Die Heirat war eine persönliche Angelegenheit, die keinen Anlaß bot zu einer religiösen Zeremonie. Nefertari hatte sich ein schlichtes Fest gewünscht, auf dem Lande, in einem Palmenhain, zwischen Kornfeldern und blühenden Mondbohnen, in der Nähe eines Kanals, an dessen schlammigen Ufern die Herden zur Tränke kamen.
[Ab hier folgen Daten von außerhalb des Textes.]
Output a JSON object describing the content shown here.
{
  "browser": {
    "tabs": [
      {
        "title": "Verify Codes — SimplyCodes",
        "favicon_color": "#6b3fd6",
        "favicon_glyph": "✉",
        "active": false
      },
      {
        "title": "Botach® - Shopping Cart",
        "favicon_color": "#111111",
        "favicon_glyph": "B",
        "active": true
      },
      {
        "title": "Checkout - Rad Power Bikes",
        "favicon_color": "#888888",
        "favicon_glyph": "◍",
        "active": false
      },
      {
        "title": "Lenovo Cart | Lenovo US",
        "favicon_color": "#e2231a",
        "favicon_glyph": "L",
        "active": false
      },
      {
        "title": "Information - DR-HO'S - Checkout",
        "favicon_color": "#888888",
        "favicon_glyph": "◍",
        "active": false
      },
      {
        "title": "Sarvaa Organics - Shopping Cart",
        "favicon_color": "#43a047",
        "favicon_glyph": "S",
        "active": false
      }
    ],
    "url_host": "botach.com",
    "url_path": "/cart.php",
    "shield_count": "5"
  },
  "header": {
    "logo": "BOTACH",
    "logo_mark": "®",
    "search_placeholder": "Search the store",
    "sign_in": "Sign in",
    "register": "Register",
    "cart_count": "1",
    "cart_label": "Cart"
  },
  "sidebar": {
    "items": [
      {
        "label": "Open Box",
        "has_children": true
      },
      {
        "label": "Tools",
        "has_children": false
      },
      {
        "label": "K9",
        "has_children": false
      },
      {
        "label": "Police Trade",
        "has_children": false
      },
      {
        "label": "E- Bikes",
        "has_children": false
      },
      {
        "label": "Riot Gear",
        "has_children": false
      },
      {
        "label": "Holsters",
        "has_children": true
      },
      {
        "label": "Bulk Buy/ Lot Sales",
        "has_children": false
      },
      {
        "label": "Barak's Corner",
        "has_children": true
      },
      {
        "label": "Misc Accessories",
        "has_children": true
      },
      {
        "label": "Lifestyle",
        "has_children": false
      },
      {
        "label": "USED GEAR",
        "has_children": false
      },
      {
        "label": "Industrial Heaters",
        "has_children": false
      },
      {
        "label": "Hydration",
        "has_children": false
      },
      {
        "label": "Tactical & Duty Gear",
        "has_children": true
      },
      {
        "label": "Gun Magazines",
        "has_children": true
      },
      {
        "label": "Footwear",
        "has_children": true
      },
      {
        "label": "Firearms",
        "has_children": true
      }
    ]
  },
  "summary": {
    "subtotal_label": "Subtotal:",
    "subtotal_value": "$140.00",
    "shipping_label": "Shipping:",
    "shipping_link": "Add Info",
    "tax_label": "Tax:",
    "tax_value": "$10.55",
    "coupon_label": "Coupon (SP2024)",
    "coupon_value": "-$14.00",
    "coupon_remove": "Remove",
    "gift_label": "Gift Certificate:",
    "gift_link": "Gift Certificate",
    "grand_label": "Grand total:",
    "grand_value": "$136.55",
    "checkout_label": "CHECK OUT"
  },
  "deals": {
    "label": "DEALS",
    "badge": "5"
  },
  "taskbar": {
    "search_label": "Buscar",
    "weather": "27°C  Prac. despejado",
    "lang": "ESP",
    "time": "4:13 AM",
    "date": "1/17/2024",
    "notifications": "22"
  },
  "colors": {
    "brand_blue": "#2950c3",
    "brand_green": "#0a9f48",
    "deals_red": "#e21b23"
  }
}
Die junge Frau trug wie Königin Tuja ein kurzes Leinenkleid und als Schmuck Lapislazuli-Armbänder und Karneolkette. Der Eleganteste war Acha. Er war am selben Morgen aus den Ostländern zurückgekehrt, und dieses in so bäuerlichem Rahmen gehaltene Fest, das im Beisein der großen königlichen Gemahlin, Mosis, Amenis und Setaous nebst einem berühmten griechischen Dichter, einem Löwen mit gewaltigen Pranken und einem schier närrischen Hund stattfand, erstaunte ihn sehr. Acha wäre höfischer Prunk lieber gewesen, doch er enthielt sich jeglichen Einwands und teilte das ländliche Mahl trotz der spöttischen Blicke Setaous.
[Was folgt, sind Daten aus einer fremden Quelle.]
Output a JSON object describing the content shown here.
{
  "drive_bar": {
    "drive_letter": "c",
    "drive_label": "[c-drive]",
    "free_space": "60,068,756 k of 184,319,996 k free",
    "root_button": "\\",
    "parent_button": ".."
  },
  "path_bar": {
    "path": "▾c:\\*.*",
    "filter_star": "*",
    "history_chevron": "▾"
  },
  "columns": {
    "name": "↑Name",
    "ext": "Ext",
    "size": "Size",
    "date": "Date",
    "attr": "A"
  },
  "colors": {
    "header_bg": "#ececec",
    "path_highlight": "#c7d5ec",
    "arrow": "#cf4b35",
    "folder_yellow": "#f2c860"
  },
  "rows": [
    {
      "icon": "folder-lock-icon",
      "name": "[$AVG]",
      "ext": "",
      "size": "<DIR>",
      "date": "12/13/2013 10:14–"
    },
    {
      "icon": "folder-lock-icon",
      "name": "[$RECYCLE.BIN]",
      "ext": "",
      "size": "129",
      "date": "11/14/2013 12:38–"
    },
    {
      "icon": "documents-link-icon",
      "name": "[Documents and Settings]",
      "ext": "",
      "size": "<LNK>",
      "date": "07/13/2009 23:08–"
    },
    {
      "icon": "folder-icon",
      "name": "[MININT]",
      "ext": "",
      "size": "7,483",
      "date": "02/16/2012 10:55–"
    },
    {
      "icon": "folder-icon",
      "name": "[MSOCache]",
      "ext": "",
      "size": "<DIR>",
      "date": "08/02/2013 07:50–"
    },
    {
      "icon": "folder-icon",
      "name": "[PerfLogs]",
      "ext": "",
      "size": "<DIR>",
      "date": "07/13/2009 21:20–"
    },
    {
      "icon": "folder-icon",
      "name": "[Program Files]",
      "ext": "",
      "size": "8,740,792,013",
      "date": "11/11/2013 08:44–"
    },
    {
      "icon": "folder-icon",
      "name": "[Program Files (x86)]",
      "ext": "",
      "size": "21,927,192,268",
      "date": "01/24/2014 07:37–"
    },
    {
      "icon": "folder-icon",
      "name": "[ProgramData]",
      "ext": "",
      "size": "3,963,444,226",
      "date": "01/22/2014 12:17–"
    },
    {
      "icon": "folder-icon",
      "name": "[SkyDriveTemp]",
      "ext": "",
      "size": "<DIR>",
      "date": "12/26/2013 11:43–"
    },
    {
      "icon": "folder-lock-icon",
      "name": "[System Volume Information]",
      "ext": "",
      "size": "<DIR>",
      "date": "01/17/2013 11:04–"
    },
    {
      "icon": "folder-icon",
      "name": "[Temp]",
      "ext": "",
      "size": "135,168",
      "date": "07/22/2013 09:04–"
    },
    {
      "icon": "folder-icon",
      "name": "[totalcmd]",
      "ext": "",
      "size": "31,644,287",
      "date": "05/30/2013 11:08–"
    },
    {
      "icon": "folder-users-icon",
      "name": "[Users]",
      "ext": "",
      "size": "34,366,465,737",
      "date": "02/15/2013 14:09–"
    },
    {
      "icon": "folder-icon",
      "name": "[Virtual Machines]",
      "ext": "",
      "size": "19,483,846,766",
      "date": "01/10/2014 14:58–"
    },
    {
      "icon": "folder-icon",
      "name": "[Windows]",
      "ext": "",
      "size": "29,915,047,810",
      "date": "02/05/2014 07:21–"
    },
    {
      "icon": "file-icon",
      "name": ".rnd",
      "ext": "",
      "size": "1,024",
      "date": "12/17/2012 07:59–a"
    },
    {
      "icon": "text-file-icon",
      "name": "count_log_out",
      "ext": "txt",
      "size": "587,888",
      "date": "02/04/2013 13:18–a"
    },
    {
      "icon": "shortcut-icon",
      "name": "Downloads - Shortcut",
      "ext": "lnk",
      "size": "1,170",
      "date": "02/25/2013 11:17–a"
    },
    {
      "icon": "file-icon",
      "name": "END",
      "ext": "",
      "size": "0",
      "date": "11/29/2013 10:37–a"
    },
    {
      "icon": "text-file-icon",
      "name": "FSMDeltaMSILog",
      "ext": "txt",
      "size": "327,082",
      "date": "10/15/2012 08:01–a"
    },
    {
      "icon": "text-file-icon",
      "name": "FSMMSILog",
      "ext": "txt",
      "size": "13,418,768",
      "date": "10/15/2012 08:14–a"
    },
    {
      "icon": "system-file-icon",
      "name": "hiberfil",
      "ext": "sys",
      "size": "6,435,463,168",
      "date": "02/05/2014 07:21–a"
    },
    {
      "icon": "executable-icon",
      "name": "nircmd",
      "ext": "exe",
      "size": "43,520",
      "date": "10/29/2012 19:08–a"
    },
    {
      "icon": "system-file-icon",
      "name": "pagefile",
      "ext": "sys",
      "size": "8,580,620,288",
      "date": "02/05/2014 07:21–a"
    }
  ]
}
»Du fühlst dich nicht wohl in deiner Haut«, bemerkte der Schlangenbeschwörer.
»Es ist ein hübscher Ort.«
»Aber das Gras macht Flecken auf dein schönes Gewand! Das Leben ist manchmal doch recht hart, vor allem, wenn weit und breit kein Reptil zu sehen ist.«
Trotz seiner schwachen Sehkraft war Homer hingerissen von Nefertari. Widerstrebend mußte er zugeben, daß sie an Schönheit Helena noch übertraf.
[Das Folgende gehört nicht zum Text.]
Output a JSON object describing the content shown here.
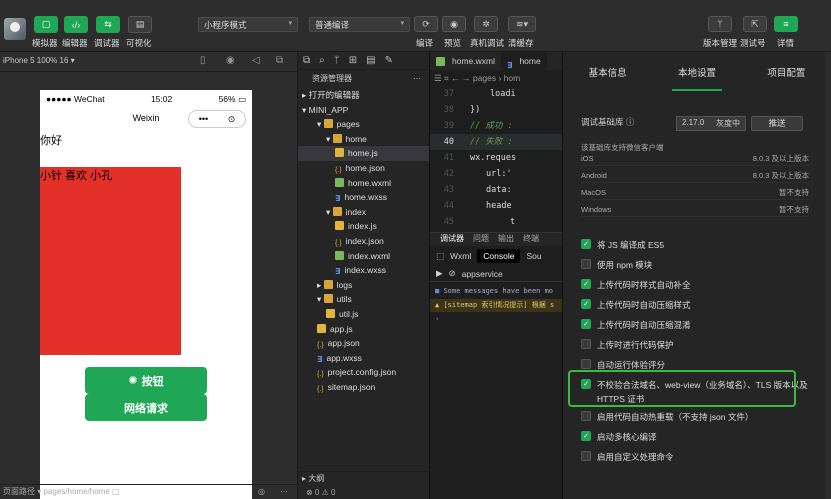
{
  "toolbar": {
    "simulator": "模拟器",
    "editor": "编辑器",
    "debugger": "调试器",
    "visual": "可视化",
    "mode_select": "小程序模式",
    "compile_select": "普通编译",
    "compile": "编译",
    "preview": "预览",
    "real_debug": "真机调试",
    "clear_cache": "清缓存",
    "version_mgmt": "版本管理",
    "test_id": "测试号",
    "details": "详情"
  },
  "simulator": {
    "device": "iPhone 5 100% 16 ▾",
    "status_carrier": "●●●●● WeChat",
    "status_time": "15:02",
    "status_battery": "56%",
    "nav_title": "Weixin",
    "hello": "你好",
    "red_text": "小针 喜欢 小孔",
    "button1": "按钮",
    "button2": "网络请求",
    "page_path_label": "页面路径 ▾",
    "page_path": "pages/home/home"
  },
  "explorer": {
    "title": "资源管理器",
    "open_editors": "打开的编辑器",
    "project": "MINI_APP",
    "items": [
      {
        "label": "pages",
        "type": "folder",
        "indent": 1,
        "arrow": "▾"
      },
      {
        "label": "home",
        "type": "folder",
        "indent": 2,
        "arrow": "▾"
      },
      {
        "label": "home.js",
        "type": "js",
        "indent": 3,
        "selected": true
      },
      {
        "label": "home.json",
        "type": "json",
        "indent": 3
      },
      {
        "label": "home.wxml",
        "type": "wxml",
        "indent": 3
      },
      {
        "label": "home.wxss",
        "type": "wxss",
        "indent": 3
      },
      {
        "label": "index",
        "type": "folder",
        "indent": 2,
        "arrow": "▾"
      },
      {
        "label": "index.js",
        "type": "js",
        "indent": 3
      },
      {
        "label": "index.json",
        "type": "json",
        "indent": 3
      },
      {
        "label": "index.wxml",
        "type": "wxml",
        "indent": 3
      },
      {
        "label": "index.wxss",
        "type": "wxss",
        "indent": 3
      },
      {
        "label": "logs",
        "type": "folder",
        "indent": 1,
        "arrow": "▸"
      },
      {
        "label": "utils",
        "type": "folder",
        "indent": 1,
        "arrow": "▾"
      },
      {
        "label": "util.js",
        "type": "js",
        "indent": 2
      },
      {
        "label": "app.js",
        "type": "js",
        "indent": 1
      },
      {
        "label": "app.json",
        "type": "json",
        "indent": 1
      },
      {
        "label": "app.wxss",
        "type": "wxss",
        "indent": 1
      },
      {
        "label": "project.config.json",
        "type": "json",
        "indent": 1
      },
      {
        "label": "sitemap.json",
        "type": "json",
        "indent": 1
      }
    ],
    "outline": "大纲",
    "problems": "⊗ 0 ⚠ 0"
  },
  "editor": {
    "tab1": "home.wxml",
    "tab2": "home",
    "crumb": "pages › hom",
    "lines": [
      {
        "n": "37",
        "code": "loadi"
      },
      {
        "n": "38",
        "code": "})"
      },
      {
        "n": "39",
        "code": "// 成功 :",
        "cmt": true
      },
      {
        "n": "40",
        "code": "// 失败 :",
        "cmt": true,
        "cur": true
      },
      {
        "n": "41",
        "code": "wx.reques"
      },
      {
        "n": "42",
        "code": "url:'"
      },
      {
        "n": "43",
        "code": "data:"
      },
      {
        "n": "44",
        "code": "heade"
      },
      {
        "n": "45",
        "code": "t"
      }
    ],
    "dbg_tabs": [
      "调试器",
      "问题",
      "输出",
      "终端"
    ],
    "wxml_tab": "Wxml",
    "console_tab": "Console",
    "sources_tab": "Sou",
    "context": "appservice",
    "msg1": "Some messages have been mo",
    "msg2": "[sitemap 索引情况提示] 根据 s"
  },
  "details": {
    "tabs": [
      "基本信息",
      "本地设置",
      "项目配置"
    ],
    "lib_label": "调试基础库",
    "lib_version": "2.17.0",
    "lib_gray": "灰度中",
    "push": "推送",
    "support_head": "该基础库支持微信客户端",
    "support": [
      {
        "os": "iOS",
        "ver": "8.0.3 及以上版本"
      },
      {
        "os": "Android",
        "ver": "8.0.3 及以上版本"
      },
      {
        "os": "MacOS",
        "ver": "暂不支持"
      },
      {
        "os": "Windows",
        "ver": "暂不支持"
      }
    ],
    "options": [
      {
        "label": "将 JS 编译成 ES5",
        "checked": true
      },
      {
        "label": "使用 npm 模块",
        "checked": false
      },
      {
        "label": "上传代码时样式自动补全",
        "checked": true
      },
      {
        "label": "上传代码时自动压缩样式",
        "checked": true
      },
      {
        "label": "上传代码时自动压缩混淆",
        "checked": true
      },
      {
        "label": "上传时进行代码保护",
        "checked": false
      },
      {
        "label": "自动运行体验评分",
        "checked": false
      },
      {
        "label": "不校验合法域名、web-view（业务域名）、TLS 版本以及 HTTPS 证书",
        "checked": true
      },
      {
        "label": "启用代码自动热重载（不支持 json 文件）",
        "checked": false
      },
      {
        "label": "启动多核心编译",
        "checked": true
      },
      {
        "label": "启用自定义处理命令",
        "checked": false
      }
    ]
  }
}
»Diesen echten Erholungstag verdanke ich dir, und ich genieße ihn«, sagte Moses zu Ramses.
»Ist Karnak so anstrengend?«
»Das Bauvorhaben ist so gewaltig, daß der geringste Fehler ein Scheitern bewirken würde. Ich prüfe unermüdlich jede Einzelheit, damit die Arbeiten ungehindert weitergehen.«
Sethos war nicht anwesend. Obwohl er diese Heirat guthieß, hatte der König sich keinen Mußetag gönnen können. Ägypten gewährte ihn nicht.
Es war ein gelöster und glücklicher Tag. Zurück in Memphis, nahm Ramses Nefertari in die Arme und führte sie über die Schwelle ihres Hauses. Vor dem Gesetz waren sie jetzt Mann und Frau.